Europe stocks down, Asia up amid China economic reform pledges, extended Fed stimulus

KUALA LUMPUR, Malaysia – European markets fell Monday but most Asian stocks were lifted by China’s reform pledges and expectations the U.S. central bank will extend its economic stimulus until March or later.

Major European benchmarks were weaker in early trading ahead of the release of November manufacturing data this week that are unlikely to change the overall picture of a struggling regional economy. Britain’s FTSE 100 declined 0.2 per cent to 6,681.23 and France’s CAC-40 inched down 0.3 per cent to 4,278.79. Germany’s DAX shed 0.3 per cent to 9,144.38.

Futures indicated that U.S. stocks may consolidate after hitting record highs on Friday.
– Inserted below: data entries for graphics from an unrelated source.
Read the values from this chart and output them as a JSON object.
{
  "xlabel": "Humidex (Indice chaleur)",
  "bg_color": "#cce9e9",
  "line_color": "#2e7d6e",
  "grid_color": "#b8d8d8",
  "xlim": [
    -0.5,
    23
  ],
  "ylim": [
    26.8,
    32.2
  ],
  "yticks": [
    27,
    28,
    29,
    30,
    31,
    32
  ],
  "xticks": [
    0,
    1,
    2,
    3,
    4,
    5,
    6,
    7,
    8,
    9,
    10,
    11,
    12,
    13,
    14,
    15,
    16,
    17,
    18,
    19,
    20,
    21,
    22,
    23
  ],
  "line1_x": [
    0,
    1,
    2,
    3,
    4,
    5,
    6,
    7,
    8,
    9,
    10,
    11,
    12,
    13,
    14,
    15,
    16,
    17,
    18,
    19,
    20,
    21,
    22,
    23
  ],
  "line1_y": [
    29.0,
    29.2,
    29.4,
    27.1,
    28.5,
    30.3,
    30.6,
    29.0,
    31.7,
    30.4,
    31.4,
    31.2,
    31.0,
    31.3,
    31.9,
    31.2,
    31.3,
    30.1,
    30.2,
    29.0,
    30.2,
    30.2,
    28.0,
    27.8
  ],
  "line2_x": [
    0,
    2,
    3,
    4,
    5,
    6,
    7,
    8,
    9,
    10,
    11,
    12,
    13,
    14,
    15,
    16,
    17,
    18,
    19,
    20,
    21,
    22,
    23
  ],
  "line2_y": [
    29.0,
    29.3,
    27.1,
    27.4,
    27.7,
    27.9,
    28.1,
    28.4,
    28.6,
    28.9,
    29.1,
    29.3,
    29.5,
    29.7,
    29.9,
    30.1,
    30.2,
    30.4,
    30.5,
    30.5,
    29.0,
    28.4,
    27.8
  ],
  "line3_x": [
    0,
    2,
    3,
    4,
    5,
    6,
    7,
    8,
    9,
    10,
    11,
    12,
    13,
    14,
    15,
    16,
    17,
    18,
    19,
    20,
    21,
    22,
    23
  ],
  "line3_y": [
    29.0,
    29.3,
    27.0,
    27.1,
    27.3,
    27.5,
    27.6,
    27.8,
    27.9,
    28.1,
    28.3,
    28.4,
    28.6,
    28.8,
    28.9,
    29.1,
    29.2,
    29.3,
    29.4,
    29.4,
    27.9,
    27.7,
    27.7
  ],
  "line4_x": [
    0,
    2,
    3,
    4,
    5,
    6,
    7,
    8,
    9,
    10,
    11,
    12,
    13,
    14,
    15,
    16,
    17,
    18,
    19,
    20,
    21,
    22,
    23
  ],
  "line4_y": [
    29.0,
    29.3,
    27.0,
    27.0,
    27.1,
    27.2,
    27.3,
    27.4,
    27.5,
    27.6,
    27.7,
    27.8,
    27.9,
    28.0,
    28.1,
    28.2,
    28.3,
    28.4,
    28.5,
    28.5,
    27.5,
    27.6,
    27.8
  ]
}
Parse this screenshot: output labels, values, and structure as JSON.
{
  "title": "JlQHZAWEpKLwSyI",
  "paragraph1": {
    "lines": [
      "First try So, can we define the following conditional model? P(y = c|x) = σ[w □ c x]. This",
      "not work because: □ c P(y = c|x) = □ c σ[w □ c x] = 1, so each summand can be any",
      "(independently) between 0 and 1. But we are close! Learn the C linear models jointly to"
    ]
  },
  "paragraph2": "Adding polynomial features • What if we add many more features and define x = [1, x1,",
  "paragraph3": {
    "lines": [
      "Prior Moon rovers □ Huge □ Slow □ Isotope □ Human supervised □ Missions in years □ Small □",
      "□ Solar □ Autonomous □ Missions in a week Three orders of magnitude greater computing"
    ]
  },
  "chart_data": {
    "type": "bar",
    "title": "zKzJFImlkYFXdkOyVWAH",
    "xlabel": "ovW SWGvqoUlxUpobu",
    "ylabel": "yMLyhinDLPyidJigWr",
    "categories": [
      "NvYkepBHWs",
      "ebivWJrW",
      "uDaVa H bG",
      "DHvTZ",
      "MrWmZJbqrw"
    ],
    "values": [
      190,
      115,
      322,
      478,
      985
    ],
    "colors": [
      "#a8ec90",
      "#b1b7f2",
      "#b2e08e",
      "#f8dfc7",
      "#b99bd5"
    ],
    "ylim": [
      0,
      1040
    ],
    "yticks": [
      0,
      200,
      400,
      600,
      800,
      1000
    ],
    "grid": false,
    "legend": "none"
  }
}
S&P 500 and Dow futures were both down 0.1 per cent.

In Asia, the mood was more optimistic.

After the region’s stock markets closed Friday, Beijing announced more details of economic and social reforms including opening state industries to greater competition, loosening its one child policy, and abolishing its labour camps. China’s authoritarian leadership has faced pressure to replace a worn out economic model after growth slowed to a two-decade low in the second quarter.
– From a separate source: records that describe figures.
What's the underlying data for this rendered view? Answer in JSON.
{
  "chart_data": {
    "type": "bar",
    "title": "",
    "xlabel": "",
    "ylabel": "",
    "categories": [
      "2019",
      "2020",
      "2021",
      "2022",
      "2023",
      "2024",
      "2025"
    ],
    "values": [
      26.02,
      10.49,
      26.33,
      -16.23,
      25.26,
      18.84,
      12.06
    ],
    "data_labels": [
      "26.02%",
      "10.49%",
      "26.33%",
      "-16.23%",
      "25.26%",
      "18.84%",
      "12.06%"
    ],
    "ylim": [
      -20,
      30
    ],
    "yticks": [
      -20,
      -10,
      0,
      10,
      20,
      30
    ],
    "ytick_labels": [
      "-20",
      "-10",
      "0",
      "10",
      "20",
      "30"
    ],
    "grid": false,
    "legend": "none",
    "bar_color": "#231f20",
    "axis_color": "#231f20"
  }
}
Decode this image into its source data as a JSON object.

“Different reforms have impacted different industries and the overall reaction today has turned out to be positive, with a sense of optimism that these reforms are for the better,” said Stan Shamu, market strategist at IG in Melbourne, Australia.
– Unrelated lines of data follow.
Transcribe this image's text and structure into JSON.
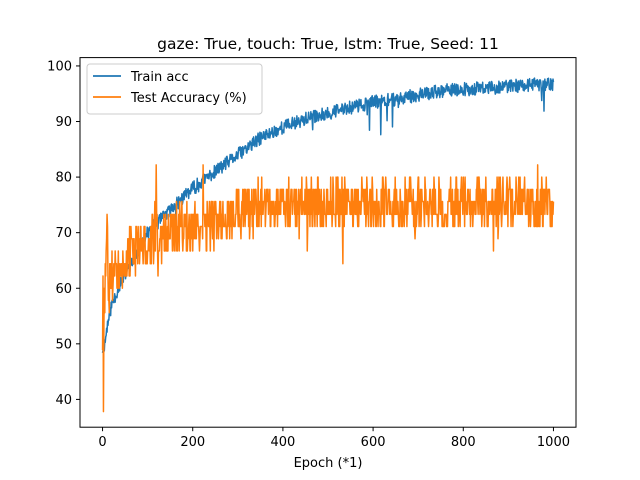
{
  "chart_data": {
    "type": "line",
    "title": "gaze: True, touch: True, lstm: True, Seed: 11",
    "xlabel": "Epoch (*1)",
    "ylabel": "",
    "xlim": [
      -50,
      1050
    ],
    "ylim": [
      35,
      101.5
    ],
    "xticks": [
      0,
      200,
      400,
      600,
      800,
      1000
    ],
    "yticks": [
      40,
      50,
      60,
      70,
      80,
      90,
      100
    ],
    "grid": false,
    "legend_position": "upper left",
    "series": [
      {
        "name": "Train acc",
        "color": "#1f77b4",
        "keypoints": {
          "x": [
            0,
            5,
            10,
            20,
            40,
            60,
            80,
            100,
            150,
            200,
            250,
            300,
            350,
            400,
            450,
            500,
            550,
            600,
            650,
            700,
            750,
            800,
            850,
            900,
            950,
            1000
          ],
          "y": [
            49,
            50,
            53,
            57,
            61,
            64,
            67,
            70,
            74,
            78,
            81,
            84,
            87,
            89,
            90.5,
            91.5,
            92.5,
            93.5,
            94,
            94.8,
            95.5,
            95.8,
            96,
            96.3,
            96.6,
            96.8
          ]
        },
        "noise_amplitude": 1.2
      },
      {
        "name": "Test Accuracy (%)",
        "color": "#ff7f0e",
        "keypoints": {
          "x": [
            0,
            2,
            4,
            6,
            8,
            10,
            20,
            40,
            60,
            100,
            150,
            200,
            250,
            300,
            400,
            500,
            600,
            700,
            800,
            900,
            1000
          ],
          "y": [
            50,
            60,
            38,
            55,
            62,
            58,
            62,
            64,
            66,
            68,
            70,
            71,
            72,
            74,
            75,
            75,
            75,
            75,
            75,
            75,
            75
          ]
        },
        "quantized_levels": [
          37.8,
          48.9,
          51.1,
          53.3,
          55.6,
          57.8,
          60,
          62.2,
          64.4,
          66.7,
          68.9,
          71.1,
          73.3,
          75.6,
          77.8,
          80,
          82.2,
          84.4,
          86.7
        ],
        "noise_amplitude": 4.5
      }
    ]
  }
}
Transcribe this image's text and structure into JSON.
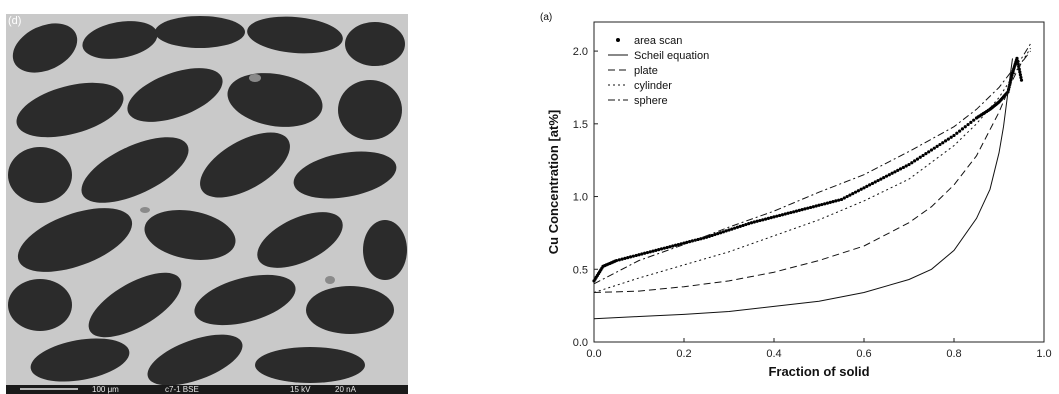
{
  "micrograph": {
    "panel_label": "(d)",
    "scale_text": "100 μm",
    "sample_text": "c7-1 BSE",
    "voltage_text": "15 kV",
    "current_text": "20 nA"
  },
  "chart_data": {
    "type": "line",
    "panel_label": "(a)",
    "xlabel": "Fraction of solid",
    "ylabel": "Cu Concentration [at%]",
    "xlim": [
      0.0,
      1.0
    ],
    "ylim": [
      0.0,
      2.2
    ],
    "xticks": [
      0.0,
      0.2,
      0.4,
      0.6,
      0.8,
      1.0
    ],
    "xtick_labels": [
      "0.0",
      "0.2",
      "0.4",
      "0.6",
      "0.8",
      "1.0"
    ],
    "yticks": [
      0.0,
      0.5,
      1.0,
      1.5,
      2.0
    ],
    "ytick_labels": [
      "0.0",
      "0.5",
      "1.0",
      "1.5",
      "2.0"
    ],
    "grid": false,
    "legend_position": "top-left",
    "series": [
      {
        "name": "area scan",
        "style": "dots",
        "x": [
          0.0,
          0.02,
          0.05,
          0.1,
          0.15,
          0.2,
          0.25,
          0.3,
          0.35,
          0.4,
          0.45,
          0.5,
          0.55,
          0.6,
          0.65,
          0.7,
          0.75,
          0.8,
          0.85,
          0.88,
          0.9,
          0.92,
          0.93,
          0.94,
          0.95
        ],
        "y": [
          0.42,
          0.52,
          0.56,
          0.6,
          0.64,
          0.68,
          0.72,
          0.77,
          0.82,
          0.86,
          0.9,
          0.94,
          0.98,
          1.06,
          1.14,
          1.22,
          1.32,
          1.42,
          1.54,
          1.6,
          1.65,
          1.72,
          1.85,
          1.95,
          1.8
        ]
      },
      {
        "name": "Scheil equation",
        "style": "solid",
        "x": [
          0.0,
          0.1,
          0.2,
          0.3,
          0.4,
          0.5,
          0.6,
          0.7,
          0.75,
          0.8,
          0.85,
          0.88,
          0.9,
          0.91,
          0.92,
          0.93
        ],
        "y": [
          0.16,
          0.175,
          0.19,
          0.21,
          0.245,
          0.28,
          0.34,
          0.43,
          0.5,
          0.63,
          0.85,
          1.05,
          1.3,
          1.48,
          1.72,
          1.95
        ]
      },
      {
        "name": "plate",
        "style": "dashed",
        "x": [
          0.0,
          0.1,
          0.2,
          0.3,
          0.4,
          0.5,
          0.6,
          0.7,
          0.75,
          0.8,
          0.85,
          0.9,
          0.93,
          0.95,
          0.97
        ],
        "y": [
          0.34,
          0.35,
          0.38,
          0.42,
          0.48,
          0.56,
          0.66,
          0.82,
          0.93,
          1.08,
          1.28,
          1.58,
          1.8,
          1.92,
          2.0
        ]
      },
      {
        "name": "cylinder",
        "style": "dotted",
        "x": [
          0.0,
          0.1,
          0.2,
          0.3,
          0.4,
          0.5,
          0.6,
          0.7,
          0.8,
          0.85,
          0.9,
          0.95,
          0.97
        ],
        "y": [
          0.34,
          0.44,
          0.53,
          0.62,
          0.73,
          0.84,
          0.97,
          1.12,
          1.35,
          1.5,
          1.68,
          1.92,
          2.02
        ]
      },
      {
        "name": "sphere",
        "style": "dashdot",
        "x": [
          0.0,
          0.1,
          0.2,
          0.3,
          0.4,
          0.5,
          0.6,
          0.7,
          0.8,
          0.85,
          0.9,
          0.95,
          0.97
        ],
        "y": [
          0.4,
          0.56,
          0.67,
          0.79,
          0.9,
          1.03,
          1.15,
          1.31,
          1.48,
          1.6,
          1.75,
          1.95,
          2.05
        ]
      }
    ]
  }
}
China’s Shanghai Composite surged 2.9 per cent to 2,197.22 and Hong Kong’s Hang Seng jumped 2.7 per cent to 23,660.06.

South Korea’s Kospi was up 0.3 per cent to 2,010.81 but Tokyo’s Nikkei 225 reversed early gains to close fractionally lower at 15,164.30.

Benchmarks in Australia, Taiwan and Singapore and Malaysia rose.

The likely extension of the Federal Reserve’s monetary stimulus continued to underpin stock markets in Asia.

Janet Yellen, who is slated to replace Ben Bernanke as Federal Reserve chief early next year, last week expressed strong support for the Fed’s low interest-rate policies during a two-hour confirmation hearing before the Senate Banking Committee.

Her statements convinced markets that the central bank won’t cut, or taper, its $85 billion of monthly bond purchases until at least March. Previously, there were expectations that the bond buying, which has kept interest rates low and sent a wave of investment into higher-yielding stocks, would be scaled back from next month.

“Yellen’s dovish slant appears to have been enough to kick-start the Christmas party early,” Mizuho Bank Ltd. in Singapore said in a market commentary.

There will be caution however, ahead of the release of October retail sales, home sales and inflation data this week that will reflect the strength of the U.S. economy. The Fed is also expected to release the minutes of its last meeting, which will give further clues on the timing for tapering, analysts said.

In energy markets, benchmark crude for December delivery was down 31 cents at $93.53 in electronic trading on the New York Mercantile Exchange. The contract rose 8 cents to close at $93.84 on Friday.

The euro rose to $1.3512 from $1.3491 late Friday. The dollar fell to 99.88 yen from 100.30 yen.